2. "Do You Want To," Franz Ferdinand. We tire of the ambiguous sexuality but we adore the Dior Homme.
3. "Fit But You Know It," The Streets. This song is like the "Ignition" of last summer, but British, and sort of funnier, though "Ignition" was pretty funny, because doesn't R. Kelly, like, piss on people?
4. "Apocalypse Please," Muse. Oh, we wish we could be this sincerely operatic.
5. "I Bet You Look Good on the Dance Floor," Arctic Monkeys. We hate to dance. This makes us think we might like to dance.


III. TV
All we will say is: Season. Finale. Extras. Funniest ever. Not The Office Xmas special, but excellent, and when Maggie finally cleans her apartment, we wept for her. And us. And our own bedraggled apartment.

November 01, 2005

Holiday Cards, The Return


Holy shit, it's November. When did that happen? Seriously, yesterday it was beautiful and warm and summery. Now it's not. Grarhghggh.

In addition to the crap weather, endless air travel trips (have we mentioned our Sudoku friend on our last flight ("That's not an 8, that's not an 8, that's not an 8," X six hours) who made us want to commit some seppuku, which is way more Japanese than we ever expected to encounter today), and bizarre extended family members asking us what we do for a living, November means that it's time to buy holiday cards. We will buy two dozen, write one, mail none, and that will be it, and it will be January, and we can go back to dreaming about summer. In the meantime, holiday cards.

Pop-up. Celebrate the season, indeed. Celebrate, tss. We'll celebrate when there's a season for buying ourselves as many things as possible. It's like Toys R Us and all these corporate stores somehow found this way to enact this God-mandated commandment that we buy all this shit from their stores.

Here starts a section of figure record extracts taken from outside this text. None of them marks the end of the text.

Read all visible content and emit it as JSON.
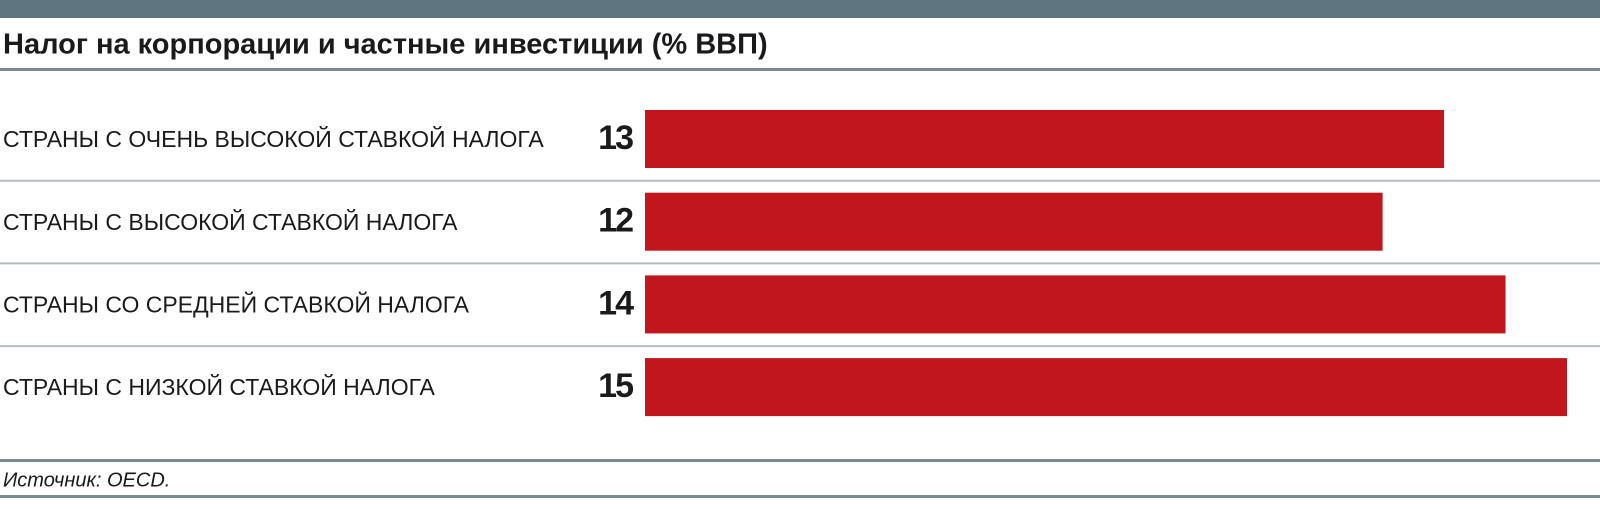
{
  "chart_data": {
    "type": "bar",
    "orientation": "horizontal",
    "title": "Налог на корпорации и частные инвестиции (% ВВП)",
    "categories": [
      "СТРАНЫ С ОЧЕНЬ ВЫСОКОЙ СТАВКОЙ НАЛОГА",
      "СТРАНЫ С ВЫСОКОЙ СТАВКОЙ НАЛОГА",
      "СТРАНЫ СО СРЕДНЕЙ СТАВКОЙ НАЛОГА",
      "СТРАНЫ С НИЗКОЙ СТАВКОЙ НАЛОГА"
    ],
    "values": [
      13,
      12,
      14,
      15
    ],
    "color": "#c1161d",
    "xlim": [
      0,
      15
    ],
    "source": "Источник: OECD."
  }
}
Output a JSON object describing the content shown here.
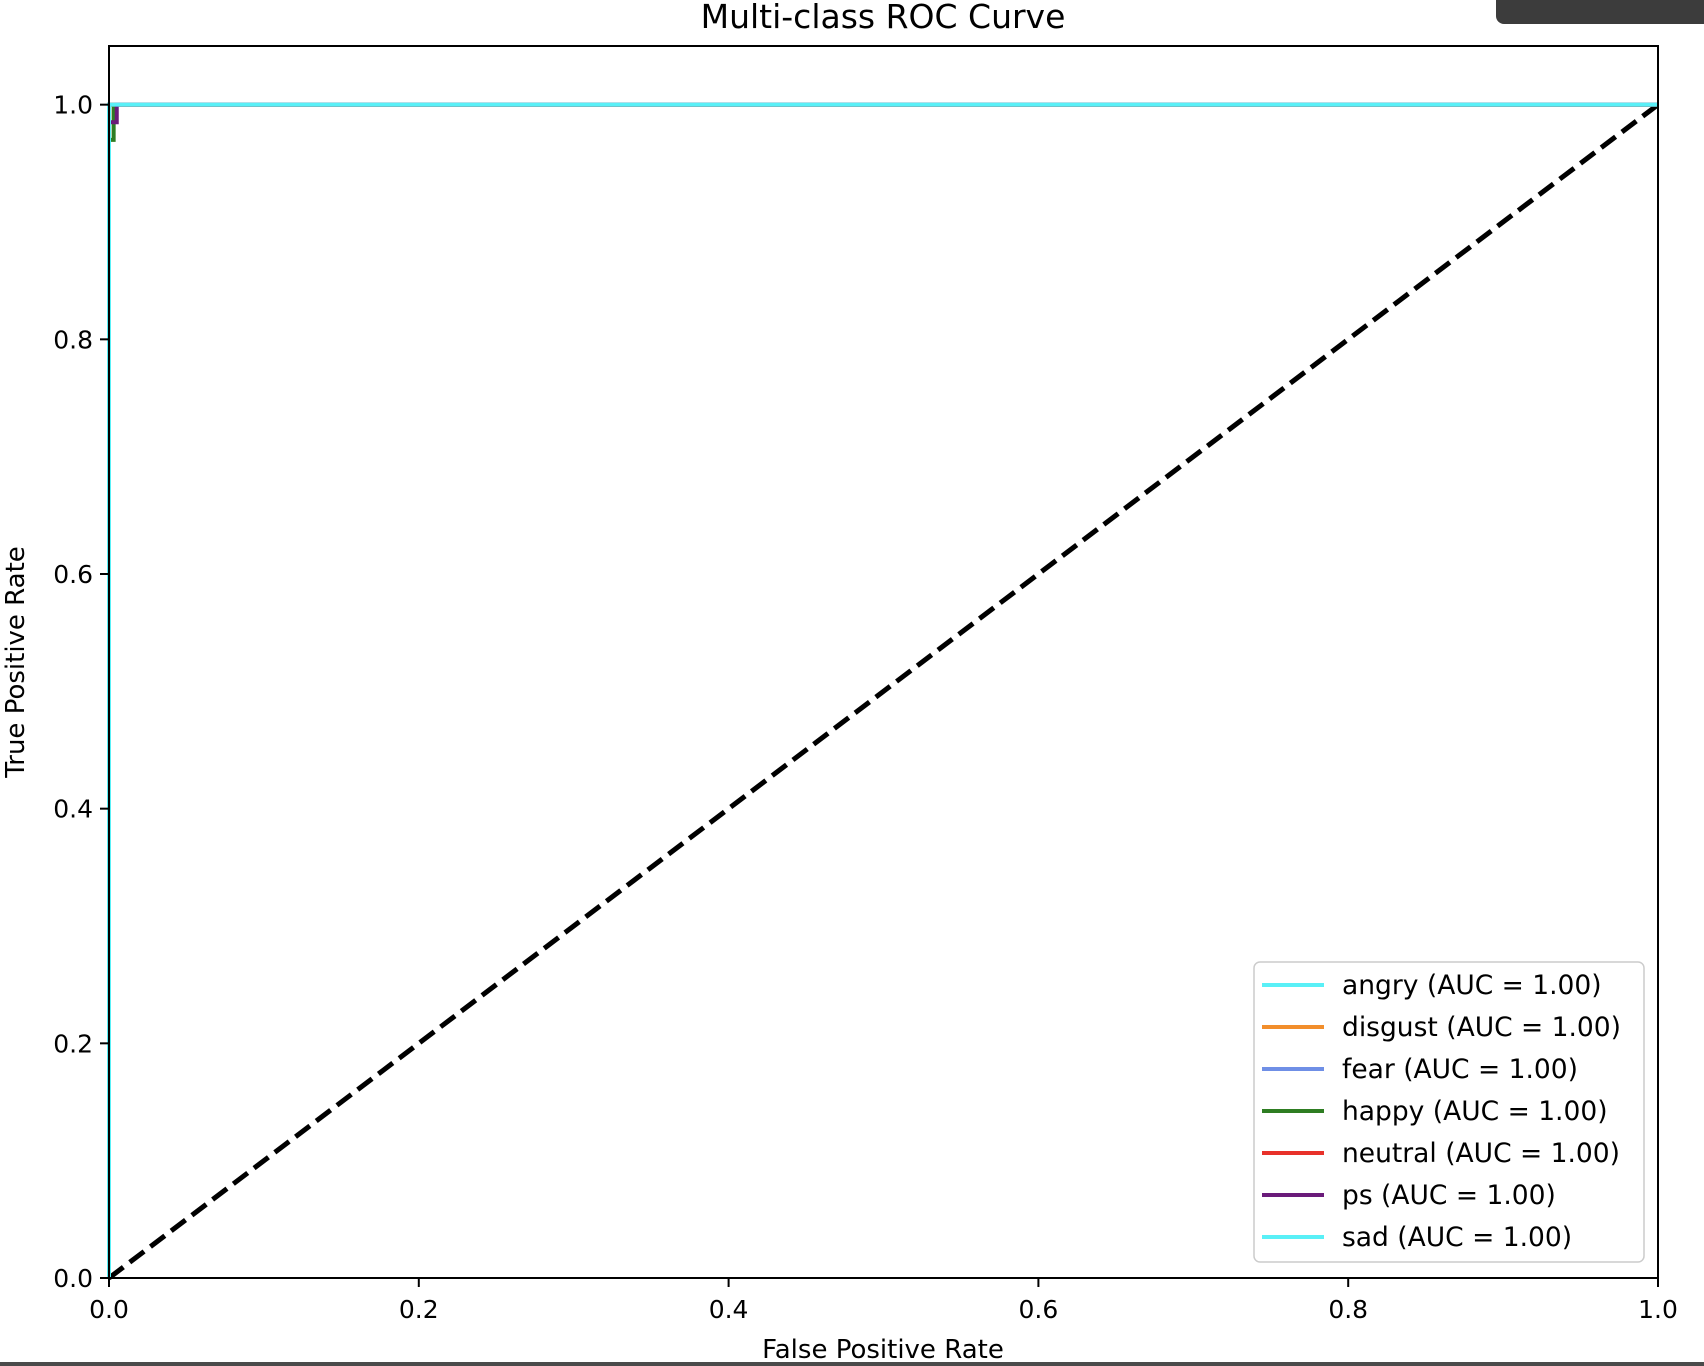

Seriously, it's fucked up. These cards cost more than $2 each, btw. And we still want them. It's like we don't mind we're being brainwashed. It's like we're ... Katie Cruise! $18.95 for 8.


Ha! These are awesome. Reindeer! $11 for 20.


These are also awesome, because they have that whole barely-English-speaking "Happy Merry Christmas" vibe, and for ass-y trend addicts, you can match to your Murakami Louis Vuitton. The super-best thing is that this page also offers the opportunity to "click to Japanese cute explosion!" $15.95 for 8.


Stickers! Making holiday cards attractively interactive. Stickers! This whole holiday thing, it's kind of like dating that guy you're supposed to be in love with, but you're not, exactly, but you're not not, either, so you're just sort of like ... stickers! Irritating. $15.95 for 6.


Green stripes, very mod. Not as exciting as Jarhead, which we are so excited about, but much more exciting than, say, The Hulk coming to TNT. The ribbon is a nice touch. $36 for 20


This picture is tiny, but those blue designs there should clearly be snowflakes. Snowflakes, so appropriately non-denominational. Seriously, one of these days we're just going to get gilt-edged Jesus cards. So we can be just like our evangelical extended family members, who like to ask what we do for a living and then try to figure out if they make more or less then we do. $16, tho, bizarrely, they do not note how many those sixteen dollars gets you.